In 2008, while entering Mighty, a dance music venue here in San Francisco, I had the opportunity to pay a compliment and chat with techno/house artist Theo Parrish before he performed a DJ set later that evening. He told me that when he gets the chance, he likes to show up a bit early before a gig to see what the crowd is like. Composer Duke Ellington also did this during his performing career. By merely glancing at the ladies’ shoes, Ellington had an idea of what type of crowd to expect. On this San Francisco eve, Parrish remarked that many of the ladies were wearing sneakers or “trainers,” indicating that people came to dance and be present. Not stand.
American Intelligence, a 15-track CD/ triple-pack gatefold LP released on Parrish’s Sound Signature label, finds once again that Theo Parrish is keeping electronic music fans and artists honest about where dance music came from.
Underground discos that serve drinks in red cups. Sweaty basements. Loft parties. Roller-skating rinks. Outdoor basketball courts–with no nets. BBQs in the park. Community-based environments, where in some cases it takes great risk to actually find and then enter the location. So the actual reward of the music and shared experience is cherished, and not instantaneously captured on a cell phone for a social media check-in. These were, and still are, places that require the listener/participant to be present and in the moment so you can actually experience/feel/think/ get slapped in the head or knocked on your ass by what is taking place.
Because Theo Parrish songs are not simple…
Selections on this album such as “Tympanic Warfare,” “Cypher Delight,” “Lifespice,” and “They’re Here” all keep a strong foothold in the origin of house and techno. They take time to build, breathe, and resonate. The trajectory of Parrish’s soundscape can take your breath away, like viewing a Jean-Michel Basquiat or Keith Haring piece for the first time, like seeing the Empire State Building. Intricate detail, personal commentary, moody emotions, and the consistent drive to push for something different are components that always lay beneath or above the surface. That distinct artistic vision is why Parrish records gain value over time. Just go on eBay and see how his series of white label “Ugly Edits,” released over 10 years ago, are still coveted, bickered over, and bootlegged to this day.

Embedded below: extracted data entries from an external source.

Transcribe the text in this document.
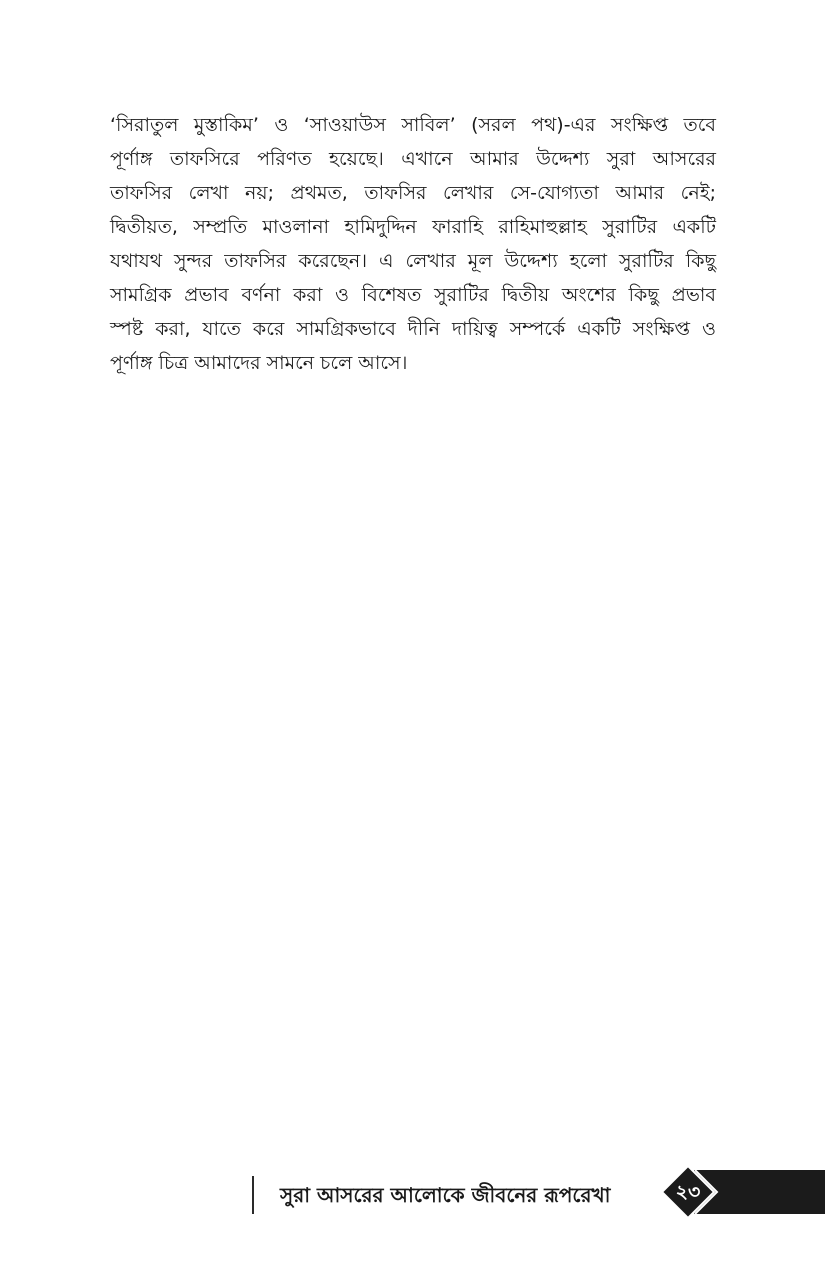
‘সিরাতুল মুস্তাকিম’ ও ‘সাওয়াউস সাবিল’ (সরল পথ)-এর সংক্ষিপ্ত তবে
পূর্ণাঙ্গ তাফসিরে পরিণত হয়েছে। এখানে আমার উদ্দেশ্য সুরা আসরের
তাফসির লেখা নয়; প্রথমত, তাফসির লেখার সে-যোগ্যতা আমার নেই;
দ্বিতীয়ত, সম্প্রতি মাওলানা হামিদুদ্দিন ফারাহি রাহিমাহুল্লাহ সুরাটির একটি
যথাযথ সুন্দর তাফসির করেছেন। এ লেখার মূল উদ্দেশ্য হলো সুরাটির কিছু
সামগ্রিক প্রভাব বর্ণনা করা ও বিশেষত সুরাটির দ্বিতীয় অংশের কিছু প্রভাব
স্পষ্ট করা, যাতে করে সামগ্রিকভাবে দীনি দায়িত্ব সম্পর্কে একটি সংক্ষিপ্ত ও
পূর্ণাঙ্গ চিত্র আমাদের সামনে চলে আসে।

সুরা আসরের আলোকে জীবনের রূপরেখা	২৩
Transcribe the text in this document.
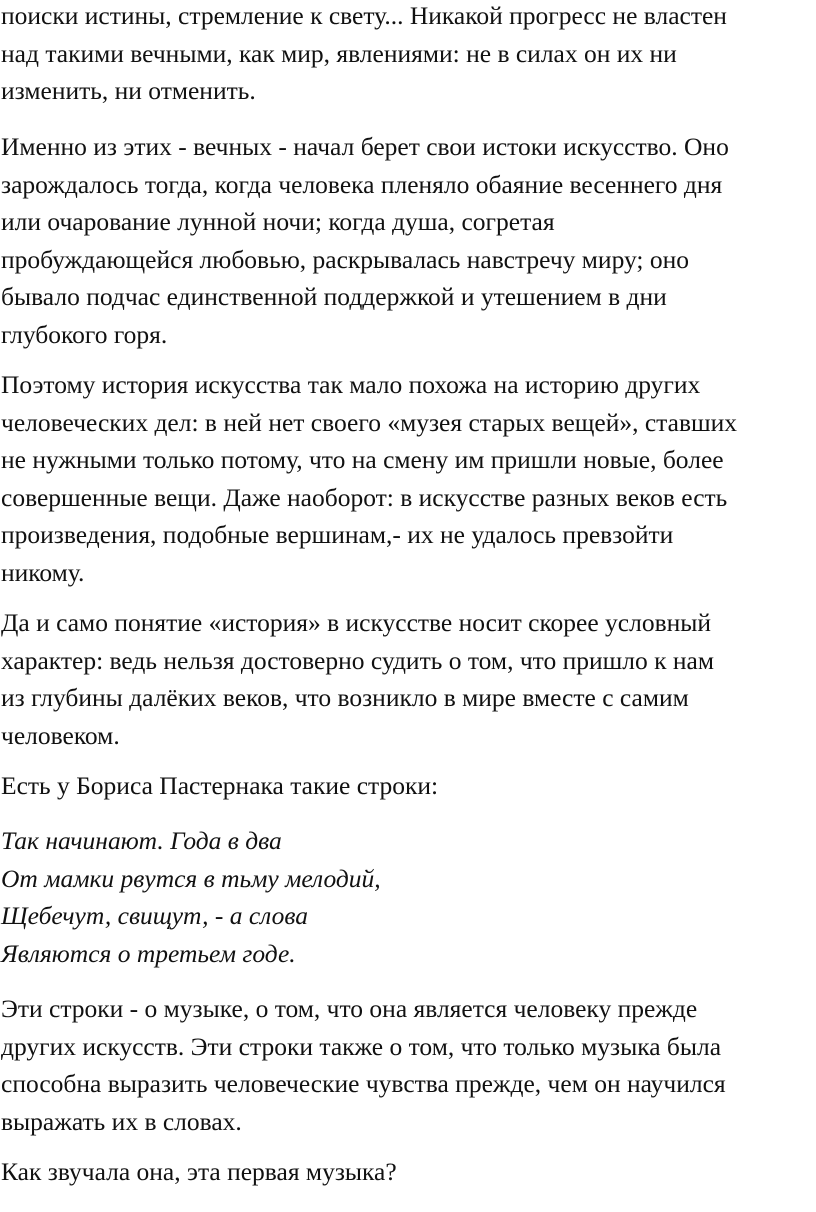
поиски истины, стремление к свету... Никакой прогресс не властен
над такими вечными, как мир, явлениями: не в силах он их ни
изменить, ни отменить.

Именно из этих - вечных - начал берет свои истоки искусство. Оно
зарождалось тогда, когда человека пленяло обаяние весеннего дня
или очарование лунной ночи; когда душа, согретая
пробуждающейся любовью, раскрывалась навстречу миру; оно
бывало подчас единственной поддержкой и утешением в дни
глубокого горя.

Поэтому история искусства так мало похожа на историю других
человеческих дел: в ней нет своего «музея старых вещей», ставших
не нужными только потому, что на смену им пришли новые, более
совершенные вещи. Даже наоборот: в искусстве разных веков есть
произведения, подобные вершинам,- их не удалось превзойти
никому.

Да и само понятие «история» в искусстве носит скорее условный
характер: ведь нельзя достоверно судить о том, что пришло к нам
из глубины далёких веков, что возникло в мире вместе с самим
человеком.

Есть у Бориса Пастернака такие строки:

Так начинают. Года в два
От мамки рвутся в тьму мелодий,
Щебечут, свищут, - а слова
Являются о третьем годе.

Эти строки - о музыке, о том, что она является человеку прежде
других искусств. Эти строки также о том, что только музыка была
способна выразить человеческие чувства прежде, чем он научился
выражать их в словах.

Как звучала она, эта первая музыка?
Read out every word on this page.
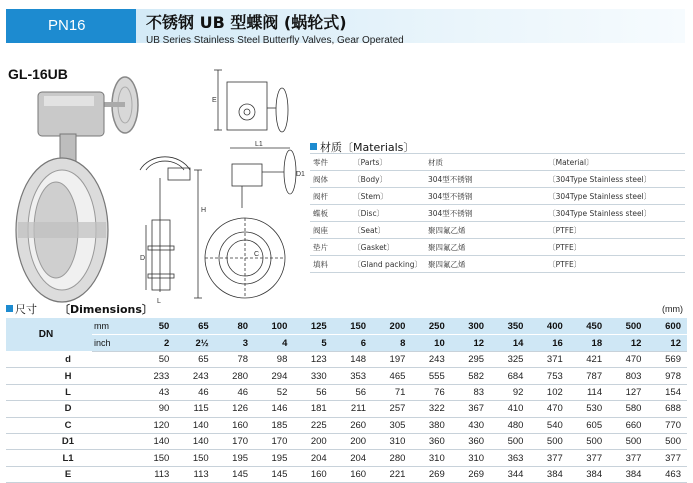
PN16	不锈钢 UB 型蝶阀 (蜗轮式)
UB Series Stainless Steel Butterfly Valves, Gear Operated
GL-16UB
H
D
L
E
L1
D1
C
材质〔Materials〕
零件	〔Parts〕	材质	〔Material〕
阀体	〔Body〕	304型不锈钢	〔304Type Stainless steel〕
阀杆	〔Stem〕	304型不锈钢	〔304Type Stainless steel〕
蝶板	〔Disc〕	304型不锈钢	〔304Type Stainless steel〕
阀座	〔Seat〕	聚四氟乙烯	〔PTFE〕
垫片	〔Gasket〕	聚四氟乙烯	〔PTFE〕
填料	〔Gland packing〕	聚四氟乙烯	〔PTFE〕
尺寸 〔Dimensions〕	(mm)
DN	mm	50	65	80	100	125	150	200	250	300	350	400	450	500	600
	inch	2	2½	3	4	5	6	8	10	12	14	16	18	12	12
d		50	65	78	98	123	148	197	243	295	325	371	421	470	569
H		233	243	280	294	330	353	465	555	582	684	753	787	803	978
L		43	46	46	52	56	56	71	76	83	92	102	114	127	154
D		90	115	126	146	181	211	257	322	367	410	470	530	580	688
C		120	140	160	185	225	260	305	380	430	480	540	605	660	770
D1		140	140	170	170	200	200	310	360	360	500	500	500	500	500
L1		150	150	195	195	204	204	280	310	310	363	377	377	377	377
E		113	113	145	145	160	160	221	269	269	344	384	384	384	463
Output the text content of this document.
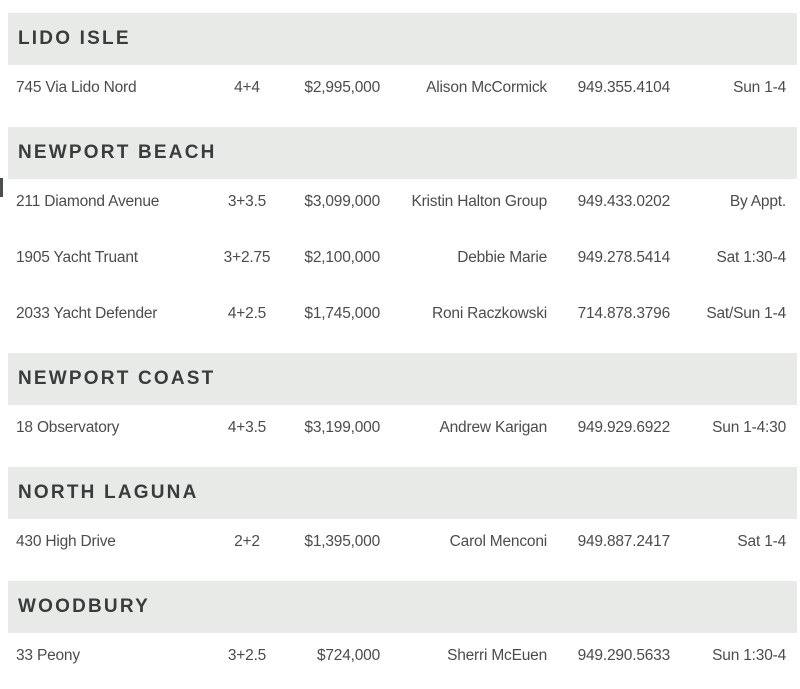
LIDO ISLE
745 Via Lido Nord	4+4	$2,995,000	Alison McCormick	949.355.4104	Sun 1-4
NEWPORT BEACH
211 Diamond Avenue	3+3.5	$3,099,000	Kristin Halton Group	949.433.0202	By Appt.
1905 Yacht Truant	3+2.75	$2,100,000	Debbie Marie	949.278.5414	Sat 1:30-4
2033 Yacht Defender	4+2.5	$1,745,000	Roni Raczkowski	714.878.3796	Sat/Sun 1-4
NEWPORT COAST
18 Observatory	4+3.5	$3,199,000	Andrew Karigan	949.929.6922	Sun 1-4:30
NORTH LAGUNA
430 High Drive	2+2	$1,395,000	Carol Menconi	949.887.2417	Sat 1-4
WOODBURY
33 Peony	3+2.5	$724,000	Sherri McEuen	949.290.5633	Sun 1:30-4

The standout on American Intelligence, “Be In Yo Self,” is a 13-minute composition that starts with just hand claps, humming, and foot stomps. All the while, the title of the song is beautifully sung by the artist Ideeyah. It slowly builds and adds on layers of Fender Rhodes keyboard, guitars, and soul-stirring bass tones that hypnotize you to sway and testify. All the while, the groove is loose, slumped, and yet still in the pocket.
It takes you back to that sweaty basement.